The Return (1981)

Rating:

aka The Alien’s Return

USA. 1981.

Crew

Director/Producer – Greydon Clark, Screenplay – Curtis Burch, Jim Wheat & Ken Wheat, Photography – Daniel Pearl, Music – Dan Wyman, Special Effects – Dana Rheaume, Makeup Effects – Ken Horn & Tom Schwartz, Art Direction – Chester Kaczenski. Production Company – OFM

Cast

Jan-Michael Vincent (Wayne Thompson), Cybill Shepherd (Jennifer Kramer), Martin Landau (Niles Buchanan), Raymond Burr (Dr Joseph Kramer), Vincent Schiavelli (The Prospector), Neville Brand (Walt Casper), Brad Rearden (Eddie Casper)


Plot

A UFO hovers over a small New Mexico town, enveloping two children that have been momentarily left by their respective parents in a cone of translucent mist. Twenty-five years later and the girl, Jennifer Kramer, has grown up and become an astrophysicist. She returns to the town to investigate strange satellite readings coming from the area that leave an intense fogging on photos. Jennifer meets up with town deputy Wayne Thompson and realises that he is the other child from twenty-five years ago. The two of them are drawn into the mystery surrounding an outbreak of cattle mutilations. These are being conducted by a crazed prospector who is acting as an agent for the aliens. As Jennifer analyses the patterns left on rocks by the aliens, she realises that they are about to return.

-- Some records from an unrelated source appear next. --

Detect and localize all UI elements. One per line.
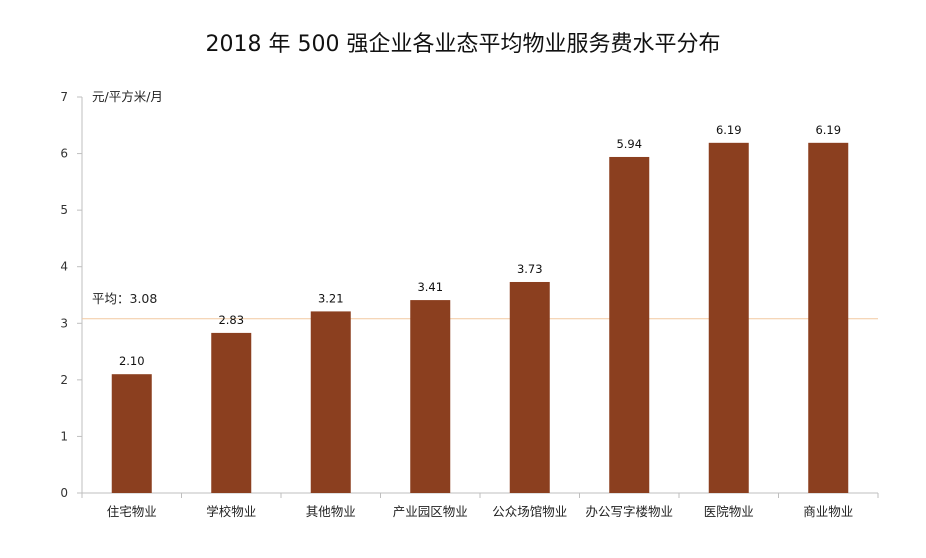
x-category-label: 住宅物业 — [107, 504, 157, 519]
bar — [111, 374, 152, 493]
bar — [609, 156, 650, 494]
y-axis: 0 1 2 3 4 5 6 7 — [60, 90, 83, 500]
y-tick-label: 2 — [60, 373, 68, 387]
data-label: 2.83 — [218, 313, 244, 327]
bar — [808, 142, 849, 493]
y-tick-label: 1 — [60, 429, 68, 443]
bar — [509, 281, 550, 493]
bars — [111, 142, 849, 494]
data-label: 5.94 — [616, 137, 642, 151]
y-axis-unit-label: 元/平方米/月 — [92, 89, 163, 104]
chart-title: 2018 年 500 强企业各业态平均物业服务费水平分布 — [205, 32, 721, 57]
y-tick-label: 3 — [60, 316, 68, 330]
bar — [708, 142, 749, 493]
data-label: 3.41 — [417, 280, 443, 294]
average-label: 平均：3.08 — [92, 291, 157, 306]
x-category-label: 其他物业 — [306, 504, 356, 519]
y-tick-label: 4 — [60, 260, 68, 274]
data-label: 6.19 — [716, 123, 742, 137]
data-label: 6.19 — [815, 123, 841, 137]
data-label: 2.10 — [119, 354, 145, 368]
average-line-group: 平均：3.08 — [82, 291, 878, 320]
x-category-label: 学校物业 — [206, 504, 256, 519]
y-tick-label: 0 — [60, 486, 68, 500]
data-labels: 2.10 2.83 3.21 3.41 3.73 5.94 6.19 6.19 — [119, 123, 841, 368]
y-tick-label: 6 — [60, 147, 68, 161]
bar — [310, 311, 351, 493]
x-category-label: 公众场馆物业 — [492, 504, 567, 519]
y-tick-label: 7 — [60, 90, 68, 104]
bar — [211, 332, 252, 493]
y-tick-label: 5 — [60, 203, 68, 217]
x-axis: 住宅物业 学校物业 其他物业 产业园区物业 公众场馆物业 办公写字楼物业 医院物业 商业物业 — [81, 492, 879, 519]
x-category-label: 商业物业 — [803, 504, 853, 519]
x-category-label: 医院物业 — [704, 504, 754, 519]
data-label: 3.73 — [517, 262, 543, 276]
bar — [410, 300, 451, 493]
data-label: 3.21 — [318, 291, 344, 305]
x-category-label: 产业园区物业 — [393, 504, 468, 519]
x-category-label: 办公写字楼物业 — [585, 504, 673, 519]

The Return was a minor B-budget entry in the early 1980s science-fiction boom. It was one of a number of genre entries directed by former Al Adamson associate Greydon Clark who also made Satan’s Cheerleaders (1977), Without Warning (1980), the horror parody Wacko (1982), Uninvited (1988) about a mutant cat, Out of Mind, Out of Sight (1990), Danse Macabre (1992), Dark Future (1994) and Stargames (1998), as well as also writing/producing Psychic Killer (1975). The co-writers, brothers Ken and Jim Wheat, went onto a number of other genre works including The Silent Scream (1980), Lies (1983), Ewoks and the Marauders of Endor (1986), A Nightmare on Elm Street Part IV: The Dream Master (1988), After Midnight (1989), The Fly II (1989), The Birds II: Land’s End (1994), It Came from Outer Space II (1995), Rattled (1996), The Stepford Husbands (1996) and most famously Pitch Black (2000).

Greydon Clark and the Wheat brothers whip an intriguing brew of elements that include UFOs, prophetic symbols, hick locals in small desert towns and the late 1970s fad for cattle mutilations (as conducted by crazy old prospector Vincent Schiavelli with a cut-off lightsabre where he throws body parts into an alien vortex). However, the explanations for everything are vague. Often the explanations are patently silly – at one point, the scientists are astounded to find a schematic of the Solar System as supposedly taken from across the galaxy, however a schematic of the Solar System will look the same no matter where in the galaxy it is taken from and, being a series of concentric circles denoting orbits, will be no different whether seen in a mirror or not. The ending plays against cliche where the aliens are shown to be benevolent and it explained that the mutilations were carried out by a paranoid and deranged contactee. However, the eventual resolution fails to adequately wrap up the mystery – what is the significance of the night predicted in the symbols? If Vincent Schiavelli is only an aberrant contactee then why is his dog equally psychotic?

The film brings together an amazing cast, including Raymond Burr as Cybill Shepherd’s father; the always strange Vincent Schiavelli as the crazed prospector; and exploitation veteran Neville Brand as a paranoid farmer. The leads consist of Jan-Michael Vincent who was for a time being promoted as a heartthrob in the 1970s, and Cybill Shepherd who had come to notice in the early 1970s and was strongly out of studio favour by 1980 but then a few years later regained her feet in tv’s Moonlighting (1985-9). Cybill Shepherd and Jan-Michael Vincent are reasonable paired but the person having the most fun is surprisingly enough Martin Landau, who was going through a career slump at the time and paying the rent by appearing in a good many B movies. Traditionally, Landau has been a block of squared-off wood but cast as Jan-Michael Vincent’s deputy here, he goes over-the-top, yee-hahing and eye-rolling his way through a performance that seems a whole lot more fun than all of his straight roles put together (his one other completely whacked performance was also for Greydon Clark as a Vietnam veteran in Without Warning).

The Return was a medium-budget exercise. The film impresses with its professional UFO effects, albeit ones that clearly steal not only leaves but entire branches from Close Encounters of the Third Kind (1977). The only point that these fall down are the obvious laser and smoke effects used to create the alien vortex.